En l’espèce, lorsque la recourante a demandé le renouvellement de son autorisation à fin 2025, le SCAV lui a reproché de n’avoir suivi qu’une journée de formation le 28 avril 2021. Il n’est pas douteux que la recourante était soumise à l’obligation de formation continue avant le 1er février 2025, en sa qualité de gardienne d’animaux, ainsi que l’avait retenu la chambre de céans dans l’arrêt ATA/1048/2024 précité. La recourante en avait d’ailleurs conscience puisqu’elle avait fait valoir à l’époque déjà une journée de formation du 28 avril 2021. Elle est donc malvenue de soutenir aujourd’hui qu’elle n’était soumise à l’obligation de formation que depuis le 1er février 2025. Il suit de là qu’à fin 2025, la recourante n’avait suivi qu’une journée de formation, en avril 2021, soit plus de quatre ans auparavant, de sorte qu’elle ne remplissait pas la condition d’avoir suivi quatre journées de formation sur une période de quatre ans posée à l’art. 190 al. 1 OPan. Le recourante se plaint d’avoir été mal renseignée par le SCAV et d’avoir dû trouver elle-même la liste des formations. Elle avait cependant trouvé en 2021 déjà une formation continue et la liste qu’elle dit avoir trouvée non sans peine en 2026 était en réalité publique et accessible en ligne sur le site de la Confédération, comme l’atteste la pièce qu’elle a produite sur ce point. Ces circonstances sont quoi qu’il en soit sans effet sur le non-accomplissement de son obligation de formation. La recourante fait encore valoir son âge et son expérience pluridécennale ainsi que le fait qu’elle a finalement accompli les journées de formation. La loi ne prévoit pas que l’âge et l’expérience puissent exonérer la recourante de son obligation de formation. Quant aux journées de formation accomplies depuis la dernière, elles pourront être invoquées auprès du SCAV à l’appui d’une nouvelle demande d’autorisation. Enfin, le sort de la procédure pénale ouverte à la suite de la précédente infraction – soit un classement par le Tribunal de police, lequel n’est pas un acquittement – est sans portée sur le sort de la présente procédure portant sur une autorisation. C’est ainsi de manière conforme au droit et sans excès ni abus de son pouvoir d’appréciation que le SCAV a refusé de délivrer l’autorisation à la recourante.
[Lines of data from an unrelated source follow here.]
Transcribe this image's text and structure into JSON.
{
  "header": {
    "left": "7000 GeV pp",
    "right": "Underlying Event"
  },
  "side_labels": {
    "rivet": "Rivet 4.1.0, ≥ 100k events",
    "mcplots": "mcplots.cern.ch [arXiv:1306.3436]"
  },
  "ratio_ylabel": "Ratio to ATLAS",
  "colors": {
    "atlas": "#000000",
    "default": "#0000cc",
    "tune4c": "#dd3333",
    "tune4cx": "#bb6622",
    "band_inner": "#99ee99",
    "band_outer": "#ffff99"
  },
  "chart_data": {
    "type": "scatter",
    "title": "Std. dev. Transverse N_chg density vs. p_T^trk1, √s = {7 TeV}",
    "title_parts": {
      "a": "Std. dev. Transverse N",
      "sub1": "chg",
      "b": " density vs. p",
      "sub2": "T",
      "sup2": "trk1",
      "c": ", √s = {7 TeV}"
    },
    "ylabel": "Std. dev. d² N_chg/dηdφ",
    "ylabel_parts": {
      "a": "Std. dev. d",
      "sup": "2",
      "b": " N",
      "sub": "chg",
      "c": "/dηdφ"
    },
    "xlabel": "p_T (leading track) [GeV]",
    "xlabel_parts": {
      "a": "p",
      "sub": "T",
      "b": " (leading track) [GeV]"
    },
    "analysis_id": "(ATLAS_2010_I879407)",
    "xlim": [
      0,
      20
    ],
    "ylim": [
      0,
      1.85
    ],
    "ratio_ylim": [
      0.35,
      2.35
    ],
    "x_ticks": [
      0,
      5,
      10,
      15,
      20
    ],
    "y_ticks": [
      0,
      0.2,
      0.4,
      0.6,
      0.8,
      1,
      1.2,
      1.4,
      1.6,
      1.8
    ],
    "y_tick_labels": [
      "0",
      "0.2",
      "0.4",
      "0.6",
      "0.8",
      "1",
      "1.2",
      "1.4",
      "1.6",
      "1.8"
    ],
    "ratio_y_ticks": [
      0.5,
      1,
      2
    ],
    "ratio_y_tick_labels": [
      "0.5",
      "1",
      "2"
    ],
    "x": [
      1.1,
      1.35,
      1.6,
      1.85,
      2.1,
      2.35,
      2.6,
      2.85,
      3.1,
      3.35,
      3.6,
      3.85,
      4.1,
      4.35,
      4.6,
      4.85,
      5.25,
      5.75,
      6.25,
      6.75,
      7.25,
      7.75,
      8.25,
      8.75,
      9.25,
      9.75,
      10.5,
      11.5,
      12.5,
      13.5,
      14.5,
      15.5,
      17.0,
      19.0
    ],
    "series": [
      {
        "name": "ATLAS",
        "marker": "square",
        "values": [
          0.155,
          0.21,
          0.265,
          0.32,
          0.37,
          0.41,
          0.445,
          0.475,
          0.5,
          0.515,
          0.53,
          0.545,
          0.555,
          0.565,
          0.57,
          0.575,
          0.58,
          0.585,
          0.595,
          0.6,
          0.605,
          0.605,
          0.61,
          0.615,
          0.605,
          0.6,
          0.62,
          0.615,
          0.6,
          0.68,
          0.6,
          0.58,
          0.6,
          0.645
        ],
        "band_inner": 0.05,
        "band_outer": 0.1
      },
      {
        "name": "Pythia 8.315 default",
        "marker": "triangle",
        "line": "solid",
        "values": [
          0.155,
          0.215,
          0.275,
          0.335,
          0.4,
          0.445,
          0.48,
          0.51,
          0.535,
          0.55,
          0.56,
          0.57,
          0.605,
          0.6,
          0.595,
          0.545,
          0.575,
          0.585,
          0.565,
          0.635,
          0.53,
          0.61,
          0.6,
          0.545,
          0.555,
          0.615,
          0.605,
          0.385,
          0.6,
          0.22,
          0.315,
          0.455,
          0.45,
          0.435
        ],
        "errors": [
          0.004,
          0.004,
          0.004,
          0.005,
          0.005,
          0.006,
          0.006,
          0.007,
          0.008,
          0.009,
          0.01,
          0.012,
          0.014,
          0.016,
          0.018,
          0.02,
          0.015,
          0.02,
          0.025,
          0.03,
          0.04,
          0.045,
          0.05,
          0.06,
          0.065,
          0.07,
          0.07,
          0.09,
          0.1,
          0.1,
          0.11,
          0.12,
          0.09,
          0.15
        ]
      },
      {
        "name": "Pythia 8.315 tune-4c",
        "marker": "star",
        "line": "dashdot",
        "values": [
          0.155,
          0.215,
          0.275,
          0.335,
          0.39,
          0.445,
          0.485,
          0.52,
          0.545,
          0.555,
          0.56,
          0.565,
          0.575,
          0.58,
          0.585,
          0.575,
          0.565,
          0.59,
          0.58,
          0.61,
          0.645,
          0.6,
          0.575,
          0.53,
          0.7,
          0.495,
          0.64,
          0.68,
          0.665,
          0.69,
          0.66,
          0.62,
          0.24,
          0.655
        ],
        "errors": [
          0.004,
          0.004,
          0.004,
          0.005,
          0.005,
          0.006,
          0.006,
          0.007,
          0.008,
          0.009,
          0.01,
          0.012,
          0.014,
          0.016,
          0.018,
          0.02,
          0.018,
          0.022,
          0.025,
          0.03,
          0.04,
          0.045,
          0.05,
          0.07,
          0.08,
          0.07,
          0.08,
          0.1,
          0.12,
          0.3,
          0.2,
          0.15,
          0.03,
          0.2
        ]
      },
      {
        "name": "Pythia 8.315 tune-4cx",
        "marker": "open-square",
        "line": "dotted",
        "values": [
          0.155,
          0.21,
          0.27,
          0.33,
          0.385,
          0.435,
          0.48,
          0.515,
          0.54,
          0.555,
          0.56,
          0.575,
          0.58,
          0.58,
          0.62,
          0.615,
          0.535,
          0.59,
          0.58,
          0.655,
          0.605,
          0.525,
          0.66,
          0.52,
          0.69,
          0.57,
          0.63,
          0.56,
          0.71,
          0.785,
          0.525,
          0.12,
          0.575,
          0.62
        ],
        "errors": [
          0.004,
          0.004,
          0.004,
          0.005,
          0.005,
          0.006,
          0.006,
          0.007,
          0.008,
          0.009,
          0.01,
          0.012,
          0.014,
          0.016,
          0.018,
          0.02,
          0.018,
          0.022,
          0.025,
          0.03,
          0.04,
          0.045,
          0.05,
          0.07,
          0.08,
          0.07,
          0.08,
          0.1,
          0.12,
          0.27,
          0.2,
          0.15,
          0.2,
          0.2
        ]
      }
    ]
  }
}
Entièrement mal fondé, le recours sera rejeté.
4.
Vu l'issue du litige, un émolument de CHF 800.-, comprenant les décisions sur mesures superprovisionnelles et provisionnelles, sera mis à la charge de la recourante (art. 87 al. 1 LPA) et aucune indemnité de procédure ne lui sera allouée (art. 87 al. 2 LPA).
*****
Dispositif
PAR CES MOTIFS LA CHAMBRE ADMINISTRATIVE
à la forme : déclare recevable le recours interjeté le 11 février 2026 par A______ contre la décision du service de la consommation et des affaires vétérinaires du 22 janvier 2026 ;
au fond : le rejette ; met un émolument de CHF 800.- à la charge de A______ ; dit qu'il n'est pas alloué d'indemnité de procédure ; dit que conformément aux art. 82 ss de la loi fédérale sur le Tribunal fédéral du 17 juin 2005 (LTF - RS 173.110), le présent arrêt peut être porté dans les trente jours qui suivent sa notification par-devant le Tribunal fédéral, par la voie du recours en matière de droit public ; le mémoire de recours doit indiquer les conclusions, motifs et moyens de preuve et porter la signature du recourant ou de son mandataire ; il doit être adressé au Tribunal fédéral suisse, av. du Tribunal fédéral 29, 1000 Lausanne 14, par voie postale ou par voie électronique aux conditions de l’art. 42 LTF. Le présent arrêt et les pièces en possession du recourant, invoquées comme moyens de preuve, doivent être joints à l’envoi ; communique le présent arrêt à Me Sandy ZAECH, avocate de la recourante, au service de la consommation et des affaires vétérinaires, ainsi qu’à l’office fédéral de la sécurité alimentaire et des affaires vétérinaires.
Siégeant : Jean-Marc VERNIORY, président, Eleanor McGREGOR, Claudio MASCOTTO, juges.
Au nom de la chambre administrative :
le greffier-juriste : le président siégeant :
F. SCHEFFRE J.-M. VERNIORY
Copie conforme de cet arrêt a été communiquée aux parties.